Department of Biostatistics, Boston University School of Public Health, Pulmonary Center, Department of Medicine and Department of Neurology, Boston University School of Medicine, Boston, MA, USA.
Bioinformatics. 2013 May 15;29(10):1241-9. doi: 10.1093/bioinformatics/btt139. Epub 2013 Apr 18.
Genetic variants identified by genome-wide association studies to date explain only a small fraction of total heritability. Gene-by-gene interaction is one important potential source of unexplained total heritability. We propose a novel approach to detect such interactions that uses penalized regression and sparse estimation principles, and incorporates outside biological knowledge through a network-based penalty.
We tested our new method on simulated and real data.
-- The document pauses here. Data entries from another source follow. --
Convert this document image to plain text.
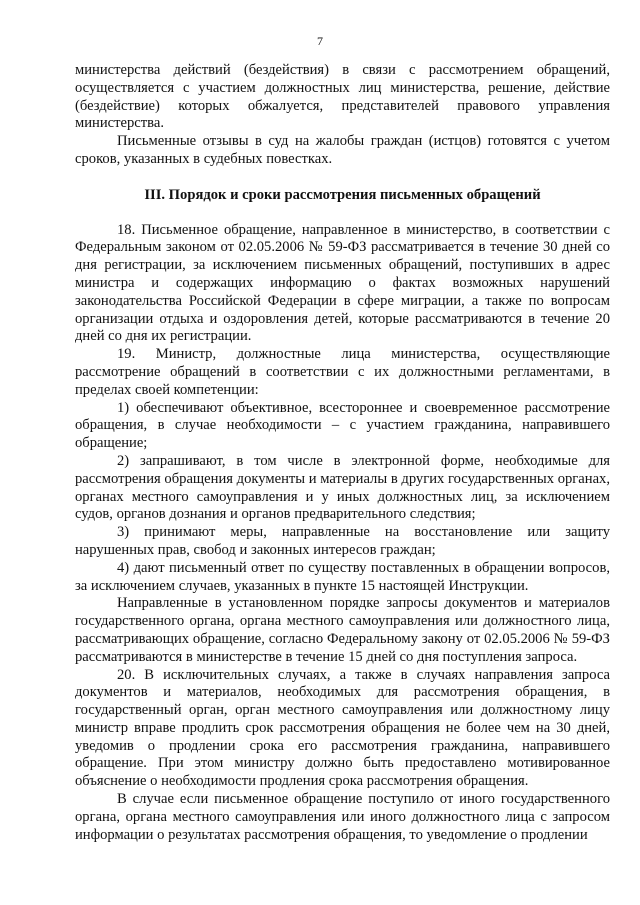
7

министерства действий (бездействия) в связи с рассмотрением обращений, осуществляется с участием должностных лиц министерства, решение, действие (бездействие) которых обжалуется, представителей правового управления министерства.

Письменные отзывы в суд на жалобы граждан (истцов) готовятся с учетом сроков, указанных в судебных повестках.

III. Порядок и сроки рассмотрения письменных обращений

18. Письменное обращение, направленное в министерство, в соответствии с Федеральным законом от 02.05.2006 № 59-ФЗ рассматривается в течение 30 дней со дня регистрации, за исключением письменных обращений, поступивших в адрес министра и содержащих информацию о фактах возможных нарушений законодательства Российской Федерации в сфере миграции, а также по вопросам организации отдыха и оздоровления детей, которые рассматриваются в течение 20 дней со дня их регистрации.

19. Министр, должностные лица министерства, осуществляющие рассмотрение обращений в соответствии с их должностными регламентами, в пределах своей компетенции:

1) обеспечивают объективное, всестороннее и своевременное рассмотрение обращения, в случае необходимости – с участием гражданина, направившего обращение;

2) запрашивают, в том числе в электронной форме, необходимые для рассмотрения обращения документы и материалы в других государственных органах, органах местного самоуправления и у иных должностных лиц, за исключением судов, органов дознания и органов предварительного следствия;

3) принимают меры, направленные на восстановление или защиту нарушенных прав, свобод и законных интересов граждан;

4) дают письменный ответ по существу поставленных в обращении вопросов, за исключением случаев, указанных в пункте 15 настоящей Инструкции.

Направленные в установленном порядке запросы документов и материалов государственного органа, органа местного самоуправления или должностного лица, рассматривающих обращение, согласно Федеральному закону от 02.05.2006 № 59-ФЗ рассматриваются в министерстве в течение 15 дней со дня поступления запроса.

20. В исключительных случаях, а также в случаях направления запроса документов и материалов, необходимых для рассмотрения обращения, в государственный орган, орган местного самоуправления или должностному лицу министр вправе продлить срок рассмотрения обращения не более чем на 30 дней, уведомив о продлении срока его рассмотрения гражданина, направившего обращение. При этом министру должно быть предоставлено мотивированное объяснение о необходимости продления срока рассмотрения обращения.

В случае если письменное обращение поступило от иного государственного органа, органа местного самоуправления или иного должностного лица с запросом информации о результатах рассмотрения обращения, то уведомление о продлении
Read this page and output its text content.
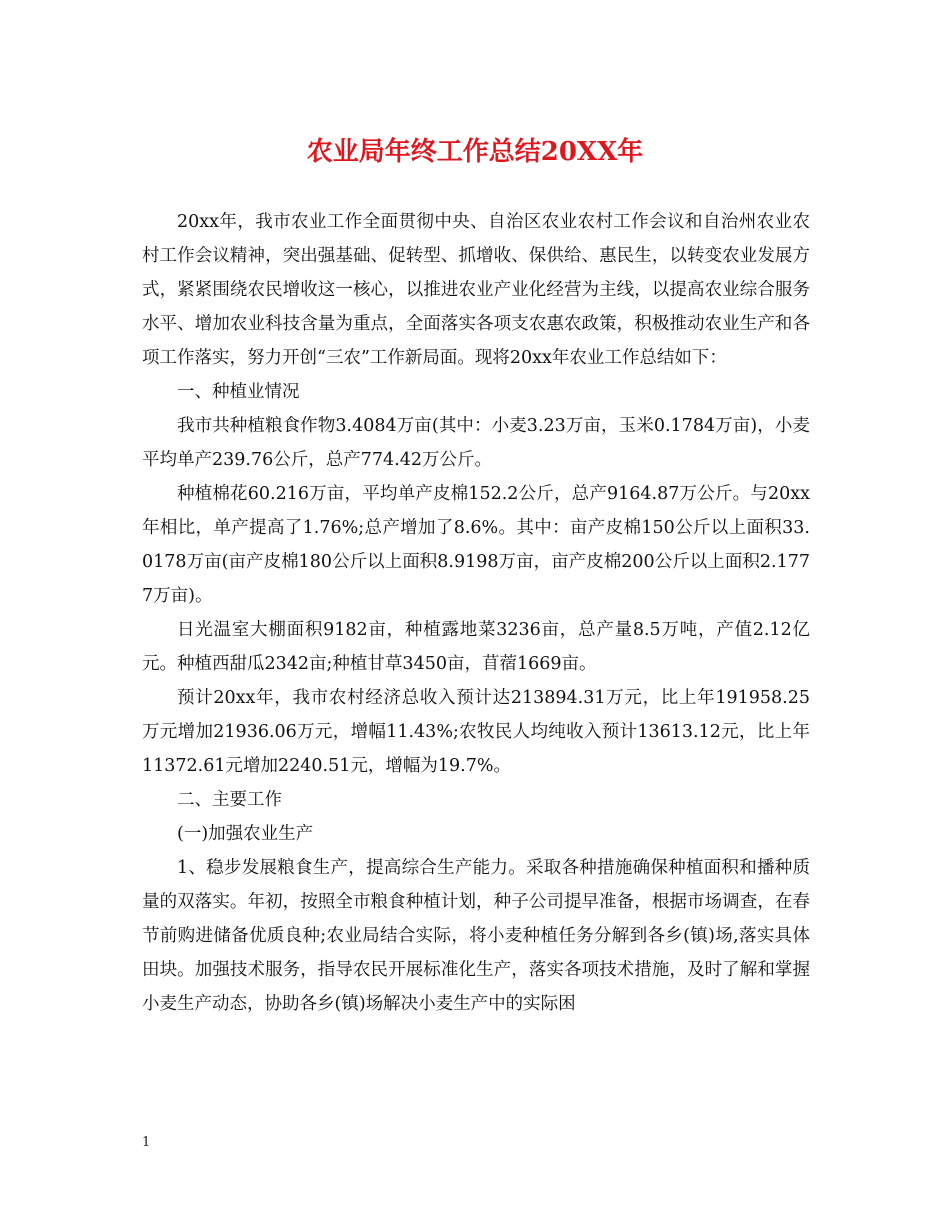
农业局年终工作总结20XX年

20xx年，我市农业工作全面贯彻中央、自治区农业农村工作会议和自治州农业农村工作会议精神，突出强基础、促转型、抓增收、保供给、惠民生，以转变农业发展方式，紧紧围绕农民增收这一核心，以推进农业产业化经营为主线，以提高农业综合服务水平、增加农业科技含量为重点，全面落实各项支农惠农政策，积极推动农业生产和各项工作落实，努力开创“三农”工作新局面。现将20xx年农业工作总结如下：

一、种植业情况

我市共种植粮食作物3.4084万亩(其中：小麦3.23万亩，玉米0.1784万亩)，小麦平均单产239.76公斤，总产774.42万公斤。

种植棉花60.216万亩，平均单产皮棉152.2公斤，总产9164.87万公斤。与20xx年相比，单产提高了1.76%;总产增加了8.6%。其中：亩产皮棉150公斤以上面积33.0178万亩(亩产皮棉180公斤以上面积8.9198万亩，亩产皮棉200公斤以上面积2.1777万亩)。

日光温室大棚面积9182亩，种植露地菜3236亩，总产量8.5万吨，产值2.12亿元。种植西甜瓜2342亩;种植甘草3450亩，苜蓿1669亩。

预计20xx年，我市农村经济总收入预计达213894.31万元，比上年191958.25万元增加21936.06万元，增幅11.43%;农牧民人均纯收入预计13613.12元，比上年11372.61元增加2240.51元，增幅为19.7%。

二、主要工作

(一)加强农业生产

1、稳步发展粮食生产，提高综合生产能力。采取各种措施确保种植面积和播种质量的双落实。年初，按照全市粮食种植计划，种子公司提早准备，根据市场调查，在春节前购进储备优质良种;农业局结合实际，将小麦种植任务分解到各乡(镇)场,落实具体田块。加强技术服务，指导农民开展标准化生产，落实各项技术措施，及时了解和掌握小麦生产动态，协助各乡(镇)场解决小麦生产中的实际困

1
Simulation showed that with reasonable outside biological knowledge, our method performs noticeably better than stage-wise strategies (i.e. selecting main effects first, and interactions second, from those main effects selected) in finding true interactions, especially when the marginal strength of main effects is weak. We applied our method to Framingham Heart Study data on total plasma immunoglobulin E (IgE) concentrations and found a number of interactions among different classes of human leukocyte antigen genes that may interact to influence the risk of developing IgE dysregulation and allergy.
The proposed method is implemented in R and available at http://math.bu.edu/people/kolaczyk/software.html.
Supplementary data are available at Bioinformatics online.
迄今为止,全基因组关联研究发现的遗传变异仅能解释总遗传率的一小部分。基因间相互作用是未被解释的总遗传率的一个重要潜在来源。我们提出了一种新的方法来检测这种相互作用,该方法使用惩罚回归和稀疏估计原理,并通过基于网络的惩罚来纳入外部生物学知识。
我们在模拟和真实数据上测试了我们的新方法。模拟表明,在合理的外部生物学知识的情况下,我们的方法在发现真正的相互作用方面明显优于分阶段策略(即首先从选择的主要效应中选择主要效应,然后从选择的主要效应中选择相互作用),特别是当主要效应的边缘强度较弱时。我们将我们的方法应用于弗雷明汉心脏研究中关于总血浆免疫球蛋白 E(IgE)浓度的数据,发现了人类白细胞抗原基因不同类别之间的许多相互作用,这些相互作用可能相互作用以影响 IgE 失调和过敏的风险。
所提出的方法在 R 中实现,并可在 http://math.bu.edu/people/kolaczyk/software.html 上获得。
补充数据可在生物信息学在线获得。